Pouncey was the Dolphins’ first round pick in 2011, 15th overall, and he made 46 starts at center from 2011-2013, grading out 22nd, 12th, and 14th in those 3 seasons respectively. However, Pouncey missed the first 4 games of last season with a hip injury and, upon his return, they opted to leave Satele at center and move Pouncey to right guard, a move that didn’t work out at all.
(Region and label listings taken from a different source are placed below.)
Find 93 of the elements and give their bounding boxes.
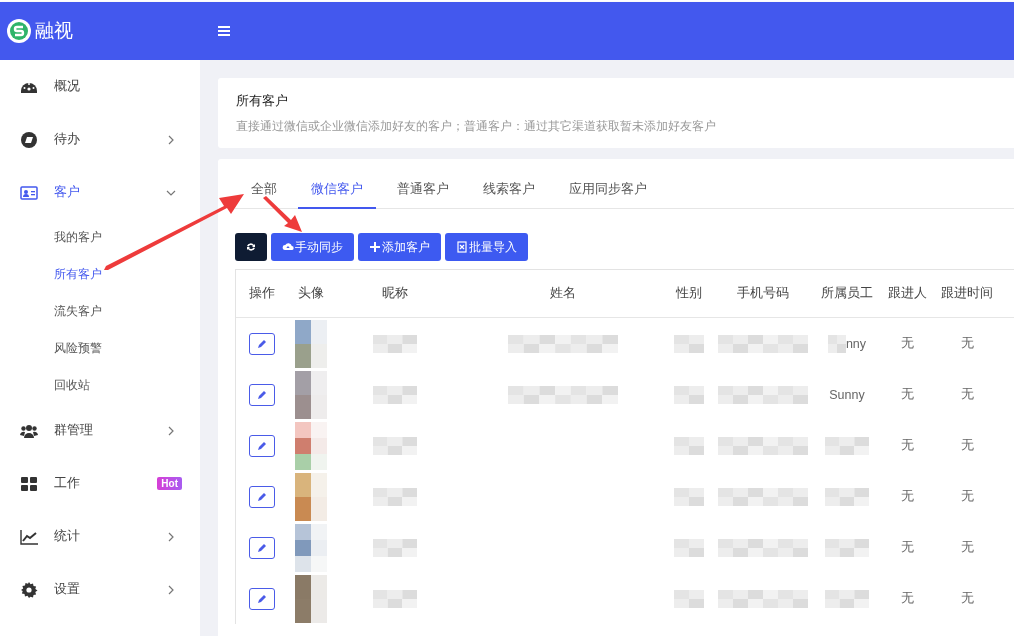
pencil-icon xyxy=(256,388,268,401)
tab[interactable]: 全部 xyxy=(251,177,277,209)
sidebar-item[interactable]: 设置 xyxy=(0,563,200,616)
tab[interactable]: 线索客户 xyxy=(483,177,535,209)
column-header: 昵称 xyxy=(381,285,409,302)
redacted-mosaic xyxy=(373,334,417,353)
chevron-right-icon xyxy=(166,134,176,145)
import-button[interactable]: 批量导入 xyxy=(445,233,528,261)
table-cell: 无 xyxy=(900,437,914,454)
table-cell: 无 xyxy=(960,437,974,454)
column-header: 所属员工 xyxy=(820,285,874,302)
table-cell: 无 xyxy=(900,488,914,505)
table-cell: nny xyxy=(845,336,867,351)
refresh-icon xyxy=(245,241,257,253)
pencil-icon xyxy=(256,337,268,350)
table-cell: 无 xyxy=(960,386,974,403)
redacted-mosaic xyxy=(825,589,869,608)
app-name: 融视 xyxy=(35,19,73,43)
column-header: 操作 xyxy=(248,285,276,302)
edit-button[interactable] xyxy=(249,434,275,457)
line-chart-icon xyxy=(20,527,38,546)
sidebar-subitem[interactable]: 流失客户 xyxy=(0,293,200,330)
sync-button[interactable]: 手动同步 xyxy=(271,233,354,261)
pencil-icon xyxy=(256,592,268,605)
spreadsheet-file-icon xyxy=(456,241,468,253)
sidebar-item[interactable]: 客户 xyxy=(0,166,200,219)
table-cell: 无 xyxy=(960,488,974,505)
table-cell: 无 xyxy=(900,590,914,607)
table-cell: 无 xyxy=(960,539,974,556)
plus-icon xyxy=(369,241,381,253)
tab[interactable]: 普通客户 xyxy=(397,177,449,209)
redacted-mosaic xyxy=(674,385,704,404)
annotation-arrow xyxy=(263,196,302,232)
edit-button[interactable] xyxy=(249,383,275,406)
edit-button[interactable] xyxy=(249,332,275,355)
redacted-mosaic xyxy=(825,538,869,557)
sidebar-subitem[interactable]: 所有客户 xyxy=(0,256,200,293)
edit-button[interactable] xyxy=(249,485,275,508)
compass-icon xyxy=(20,130,38,149)
grid-icon xyxy=(20,474,38,493)
tab[interactable]: 应用同步客户 xyxy=(569,177,647,209)
redacted-mosaic xyxy=(373,385,417,404)
redacted-mosaic xyxy=(825,436,869,455)
pencil-icon xyxy=(256,439,268,452)
contact-card-icon xyxy=(20,183,38,202)
redacted-mosaic xyxy=(825,487,869,506)
chevron-right-icon xyxy=(166,531,176,542)
column-header: 跟进时间 xyxy=(940,285,994,302)
add-customer-button[interactable]: 添加客户 xyxy=(358,233,441,261)
cloud-upload-icon xyxy=(282,241,294,253)
sidebar-subitem[interactable]: 我的客户 xyxy=(0,219,200,256)
table-cell: 无 xyxy=(960,335,974,352)
chevron-right-icon xyxy=(166,584,176,595)
column-header: 性别 xyxy=(675,285,703,302)
redacted-mosaic xyxy=(674,589,704,608)
table-cell: 无 xyxy=(900,539,914,556)
chevron-right-icon xyxy=(166,425,176,436)
sidebar-item[interactable]: 统计 xyxy=(0,510,200,563)
tab[interactable]: 微信客户 xyxy=(298,177,376,209)
hot-badge: Hot xyxy=(157,477,182,490)
column-header: 跟进人 xyxy=(886,285,928,302)
sidebar-item[interactable]: 概况 xyxy=(0,60,200,113)
refresh-button[interactable] xyxy=(235,233,267,261)
sidebar-subitem[interactable]: 回收站 xyxy=(0,367,200,404)
column-header: 姓名 xyxy=(548,285,577,302)
sidebar-item[interactable]: 工作 Hot xyxy=(0,457,200,510)
redacted-mosaic xyxy=(373,436,417,455)
pencil-icon xyxy=(256,490,268,503)
menu-icon[interactable] xyxy=(218,26,230,36)
redacted-mosaic xyxy=(674,436,704,455)
settings-icon xyxy=(20,580,38,599)
redacted-mosaic xyxy=(373,487,417,506)
pencil-icon xyxy=(256,541,268,554)
redacted-mosaic xyxy=(827,334,846,353)
redacted-mosaic xyxy=(674,487,704,506)
column-header: 头像 xyxy=(297,285,325,302)
page-title: 所有客户 xyxy=(236,92,289,110)
page-description: 直接通过微信或企业微信添加好友的客户；普通客户：通过其它渠道获取暂未添加好友客户 xyxy=(236,118,717,135)
redacted-mosaic xyxy=(674,334,704,353)
column-header: 手机号码 xyxy=(736,285,790,302)
sidebar-subitem[interactable]: 风险预警 xyxy=(0,330,200,367)
redacted-mosaic xyxy=(373,538,417,557)
sidebar-item[interactable]: 待办 xyxy=(0,113,200,166)
table-cell: 无 xyxy=(900,386,914,403)
table-cell: 无 xyxy=(960,590,974,607)
redacted-mosaic xyxy=(373,589,417,608)
sidebar-item[interactable]: 群管理 xyxy=(0,404,200,457)
redacted-mosaic xyxy=(674,538,704,557)
edit-button[interactable] xyxy=(249,587,275,610)
logo-icon xyxy=(7,19,31,43)
table-cell: 无 xyxy=(900,335,914,352)
edit-button[interactable] xyxy=(249,536,275,559)
table-cell: Sunny xyxy=(829,387,865,402)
Not only did Satele finish the season as Pro Football Focus’ 31st ranked center out of 41 eligible, Pouncey himself struggled mightily out of position at right guard, grading out 69th out of 78 eligible at his new position.
Pouncey could easily bounce back in 2015, as he’ll be healthier and back at his natural position, and the Dolphins are certainly betting on that happening, but the Dolphins are betting a ton of money, giving him a 5-year, 52.15 million dollar deal with at least 22 million guaranteed over the first 2 seasons. This makes him the richest center in the NFL by a long-shot. The 10.43 million dollar annual average will surpass Rodney Hudson’s (8.9 million), Maurkice Pouncey’s (8.827 million), and Alex Mack’s (8.4 million), three deals that all set new records for average salary by a center when they were signed.
That means the average salary record for centers has been broken 4 times in about a calendar year with this deal breaking it by a long-shot. This deal also makes him the 4th richest offensive lineman in the NFL in terms of average annual salary behind Tyron Smith (12.2 million), Joe Thomas (11.5 million), and Ryan Clady (10.5 million), three guys who are all either franchise left tackles or who were at the time of signing (Clady’s career has been derailed by injuries a little bit).
This is simply too much money for a center, especially one like Pouncey who has never really played at an elite level and who is coming off of a down year. If this was really the best deal Pouncey would have taken at this point, the Dolphins would have been much better off letting him play out the final season of his contract at 7.438 million, waiting to see if not only he bounces back in 2015, but also breaks out as an elite center (still a possibility considering he’s only going into his age 26 season), and then negotiating with him next off-season.
If he had a truly dominant year in 2015, he might be worth this kind of dough, but not right now. And if Pouncey wouldn’t take this deal in a year, let him test the open market and get overpaid elsewhere and find a cheaper replacement. There’s no excuse for this kind of deal right now. Between this deal, Ndamukong Suh’s deal (19.1 million annually), Branden Albert’s deal (9.4 million annually), Brent Grimes’ deal (8 million annually), Jordan Cameron’s deal (7.5 million annually), Reshad Jones’ deal (7 million annually), Cameron Wake’s deal (6.64 million) and Ryan Tannehill’s impending extension, the Dolphins’ cap is about to get really top heavy over the next few years, making it very hard for them to fill other needs.
Even before this deal and Tannehill’s impending deal, the Dolphins had 75.8 million in cap space committed to 6 players in 2016 and cutting them all who don’t have guaranteed money on their contract would only save the Dolphins 33.7 million in cap space immediately. Between this deal and Tannehill’s, that number could easily be over 100 million. That’s not where you want to be, especially for a roster’s like Miami that still isn’t one of the NFL’s elites. This deal is an inexcusable overpay.
Update: This deal turned out to only be worth 45 million over 5 years. It’s still the most expensive deal for a center in NFL history and an overpay, but it’s not quite as bad.